Все эти девчоночьи ссоры, подначки, обиды, слезы казались ей такой ерундой, такой мелочью! Она старалась быть ровной со всеми и не обращала на Мауру никакого внимания. И этим злила ее еще больше.

— Готовы? — спросила наставница. — Итак… Вам нужны щипчики для удаления волос, желательно бронзовые: бронзу легко заточить, а у щипчиков должны быть тонкие края. Далее записывайте: краска для глаз, румяна и разноцветные помады, белила и мирра, масла для ванн, каменная соль, чтобы уничтожить неприятный запах из подмышек… Имейте в виду, что покупать мешочки с душистыми травами — напрасная затея: травы могут лишь слегка перебить запах пота, но не уничтожить его, так же как ароматические масла. Ежедневно — и не раз в день, а при каждом удобном случае! — следует совершать омовения и натирать подмышки каменной солью. Так… Вам непременно нужно купить маленьких ракушек, но не спиральных, а двустворчатых. Прекрасно, если вы разыщете серьги или браслеты из таких ракушек. Зачем это нужно, вам в свое время пояснит госпожа Кирилла, ваша наставница на матиомах женской магии.
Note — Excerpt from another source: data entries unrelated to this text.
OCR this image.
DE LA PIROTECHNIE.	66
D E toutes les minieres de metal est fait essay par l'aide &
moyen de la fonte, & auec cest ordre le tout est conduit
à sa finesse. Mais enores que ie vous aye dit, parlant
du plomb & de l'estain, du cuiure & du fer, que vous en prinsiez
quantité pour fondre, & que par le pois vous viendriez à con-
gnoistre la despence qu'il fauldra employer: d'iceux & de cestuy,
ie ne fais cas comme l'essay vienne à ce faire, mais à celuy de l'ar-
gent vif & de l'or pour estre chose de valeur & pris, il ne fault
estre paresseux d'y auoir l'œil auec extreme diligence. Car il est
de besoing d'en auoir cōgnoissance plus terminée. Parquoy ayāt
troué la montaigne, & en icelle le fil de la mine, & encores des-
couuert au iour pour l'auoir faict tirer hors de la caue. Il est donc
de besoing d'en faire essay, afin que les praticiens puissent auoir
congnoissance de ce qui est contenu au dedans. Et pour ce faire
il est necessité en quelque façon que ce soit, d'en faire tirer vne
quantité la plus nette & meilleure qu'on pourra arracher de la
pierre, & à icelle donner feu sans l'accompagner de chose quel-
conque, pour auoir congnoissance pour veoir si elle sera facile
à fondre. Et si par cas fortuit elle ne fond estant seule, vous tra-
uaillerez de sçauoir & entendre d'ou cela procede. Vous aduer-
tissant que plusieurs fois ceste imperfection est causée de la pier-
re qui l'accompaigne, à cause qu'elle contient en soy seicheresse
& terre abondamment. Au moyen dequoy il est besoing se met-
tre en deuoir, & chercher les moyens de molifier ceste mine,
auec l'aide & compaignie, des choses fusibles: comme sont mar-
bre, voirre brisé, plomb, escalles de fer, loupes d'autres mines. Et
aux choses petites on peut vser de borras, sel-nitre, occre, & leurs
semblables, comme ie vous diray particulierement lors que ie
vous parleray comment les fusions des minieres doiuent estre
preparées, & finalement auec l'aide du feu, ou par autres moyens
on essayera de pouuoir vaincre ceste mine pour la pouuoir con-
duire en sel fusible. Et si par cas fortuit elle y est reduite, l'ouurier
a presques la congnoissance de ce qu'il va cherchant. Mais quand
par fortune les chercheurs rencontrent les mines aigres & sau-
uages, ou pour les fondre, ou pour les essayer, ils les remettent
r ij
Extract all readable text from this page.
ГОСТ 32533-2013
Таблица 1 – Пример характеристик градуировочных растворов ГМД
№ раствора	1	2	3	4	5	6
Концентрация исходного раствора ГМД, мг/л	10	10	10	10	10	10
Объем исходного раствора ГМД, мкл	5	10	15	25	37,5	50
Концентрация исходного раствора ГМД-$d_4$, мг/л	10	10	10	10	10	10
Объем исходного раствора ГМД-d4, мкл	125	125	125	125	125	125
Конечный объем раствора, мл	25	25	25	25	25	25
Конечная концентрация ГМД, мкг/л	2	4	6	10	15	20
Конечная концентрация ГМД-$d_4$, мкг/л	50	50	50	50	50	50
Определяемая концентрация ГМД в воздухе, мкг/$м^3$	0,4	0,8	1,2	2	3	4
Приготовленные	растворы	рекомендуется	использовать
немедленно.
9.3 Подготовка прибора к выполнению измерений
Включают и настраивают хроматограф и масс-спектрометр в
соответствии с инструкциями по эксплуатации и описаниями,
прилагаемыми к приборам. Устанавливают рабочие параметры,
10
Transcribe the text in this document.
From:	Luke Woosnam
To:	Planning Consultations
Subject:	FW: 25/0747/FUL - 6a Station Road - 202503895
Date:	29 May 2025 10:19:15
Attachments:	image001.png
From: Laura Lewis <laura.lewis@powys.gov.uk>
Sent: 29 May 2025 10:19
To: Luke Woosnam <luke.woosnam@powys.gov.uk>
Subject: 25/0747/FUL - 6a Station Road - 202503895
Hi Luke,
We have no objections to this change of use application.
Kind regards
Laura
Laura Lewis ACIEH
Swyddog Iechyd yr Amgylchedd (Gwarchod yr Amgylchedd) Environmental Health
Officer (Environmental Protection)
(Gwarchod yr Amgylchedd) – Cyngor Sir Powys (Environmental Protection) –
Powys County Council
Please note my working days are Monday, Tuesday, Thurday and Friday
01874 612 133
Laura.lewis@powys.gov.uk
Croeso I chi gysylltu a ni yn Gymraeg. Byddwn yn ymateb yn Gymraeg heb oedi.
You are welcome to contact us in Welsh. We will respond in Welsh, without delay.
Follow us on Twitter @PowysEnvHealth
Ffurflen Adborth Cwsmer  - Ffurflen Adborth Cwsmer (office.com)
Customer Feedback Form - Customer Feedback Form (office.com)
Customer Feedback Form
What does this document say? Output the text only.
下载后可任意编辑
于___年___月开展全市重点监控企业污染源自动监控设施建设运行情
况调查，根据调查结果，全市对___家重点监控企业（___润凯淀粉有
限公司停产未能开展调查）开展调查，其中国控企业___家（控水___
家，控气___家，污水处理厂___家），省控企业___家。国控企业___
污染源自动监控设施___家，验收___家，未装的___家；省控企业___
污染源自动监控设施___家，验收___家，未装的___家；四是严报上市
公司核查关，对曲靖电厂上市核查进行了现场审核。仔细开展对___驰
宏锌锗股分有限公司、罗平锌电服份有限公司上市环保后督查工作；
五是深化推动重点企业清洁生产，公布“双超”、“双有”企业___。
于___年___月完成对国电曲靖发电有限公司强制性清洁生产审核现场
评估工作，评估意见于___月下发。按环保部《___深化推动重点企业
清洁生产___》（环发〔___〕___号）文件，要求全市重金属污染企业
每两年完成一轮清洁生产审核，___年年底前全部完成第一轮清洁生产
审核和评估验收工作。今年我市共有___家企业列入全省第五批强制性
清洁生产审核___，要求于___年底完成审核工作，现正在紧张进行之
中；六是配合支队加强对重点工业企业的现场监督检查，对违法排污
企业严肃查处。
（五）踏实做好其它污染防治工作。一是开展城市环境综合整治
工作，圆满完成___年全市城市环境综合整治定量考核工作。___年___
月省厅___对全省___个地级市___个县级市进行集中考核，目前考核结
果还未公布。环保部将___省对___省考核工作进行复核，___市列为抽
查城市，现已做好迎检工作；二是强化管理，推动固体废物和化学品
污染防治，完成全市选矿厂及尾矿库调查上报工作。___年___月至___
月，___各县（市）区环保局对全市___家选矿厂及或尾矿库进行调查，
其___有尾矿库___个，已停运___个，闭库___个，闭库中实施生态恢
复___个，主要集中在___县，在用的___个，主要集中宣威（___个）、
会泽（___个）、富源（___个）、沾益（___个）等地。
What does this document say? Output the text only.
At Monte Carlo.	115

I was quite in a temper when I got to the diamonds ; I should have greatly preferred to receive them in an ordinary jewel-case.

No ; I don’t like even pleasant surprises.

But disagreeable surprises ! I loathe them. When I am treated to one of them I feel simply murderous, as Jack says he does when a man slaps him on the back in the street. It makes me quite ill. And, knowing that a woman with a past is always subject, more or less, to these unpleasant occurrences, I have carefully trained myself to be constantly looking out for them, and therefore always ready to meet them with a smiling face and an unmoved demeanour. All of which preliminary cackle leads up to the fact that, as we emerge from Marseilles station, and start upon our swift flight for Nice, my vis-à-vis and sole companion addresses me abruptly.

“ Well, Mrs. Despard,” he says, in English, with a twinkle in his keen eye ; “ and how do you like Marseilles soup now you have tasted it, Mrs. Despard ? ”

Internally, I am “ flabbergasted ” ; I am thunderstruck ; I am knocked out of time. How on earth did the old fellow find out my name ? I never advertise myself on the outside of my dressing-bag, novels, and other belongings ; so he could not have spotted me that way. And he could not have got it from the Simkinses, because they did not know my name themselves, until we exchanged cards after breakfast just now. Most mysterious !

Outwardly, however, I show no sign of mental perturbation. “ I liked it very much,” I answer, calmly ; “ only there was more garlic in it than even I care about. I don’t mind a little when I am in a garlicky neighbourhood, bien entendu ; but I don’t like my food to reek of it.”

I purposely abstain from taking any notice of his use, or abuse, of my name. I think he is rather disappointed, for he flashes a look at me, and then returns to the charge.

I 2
Записывайте еще. Нужны зеркала, кусачки для ногтей, ножницы, сода, фальшивые волосы, покрывала из прозрачной кносской ткани, строфионы — ленты для ягодиц, талии и груди… Между прочим, их носят даже мужчины, чтобы сделать свою фигуру более красивой, и наш евнух Херея, — наставница презрительно хихикнула, — тоже утягивает свою чрезмерно жирную грудь.

— А нашей пышечке Нофаро госпожа Никарета еще в первый день велела перевязать строфионом свои огромные титьки, а она и не подумала послушаться, — наябедничала Маура, отрываясь от тех каракулей, которые она нацарапала на своем папирусе.

— Нас еще не водили в торговые ряды, где же она могла взять строфион? — проворно водя своим стилосом, негромко сказала Лаис. — А скажите, госпожа наставница, кому из нас вы могли бы посоветовать купить побольше лент для ягодиц?

— Да уж не тебе, — ухмыльнулась наставница. — Твоя попка восхитительна, так же как и бюст, и талия. А что касается других… — Она окинула придирчивым взглядом совершенно обнаженных девушек (из всей одежды они носили в храме и школе только тоненькие пояски из золотистой кожи в знак того, что у их покровительницы Афродиты был зачарованный волшебный пояс, в котором заключались любовь, желание и обольщение). — Гелиодоре тоже беспокоиться не о чем, Нофаро, конечно, может позаботиться о бюсте, но такие задницы, как у нее, приводят в восторг многих мужчин, так что даже не вздумай пытаться ее уменьшить! И вообще, мой тебе совет, Нофаро, — не худей. Мужчины не голодные псы, чтобы бросаться на обглоданные кости. Так… Филлис — терпимо, Клития и вы все, как вас там, тоже ничего… Да, кому стоит всерьез позаботиться о фигуре, так это только тебе, Маура.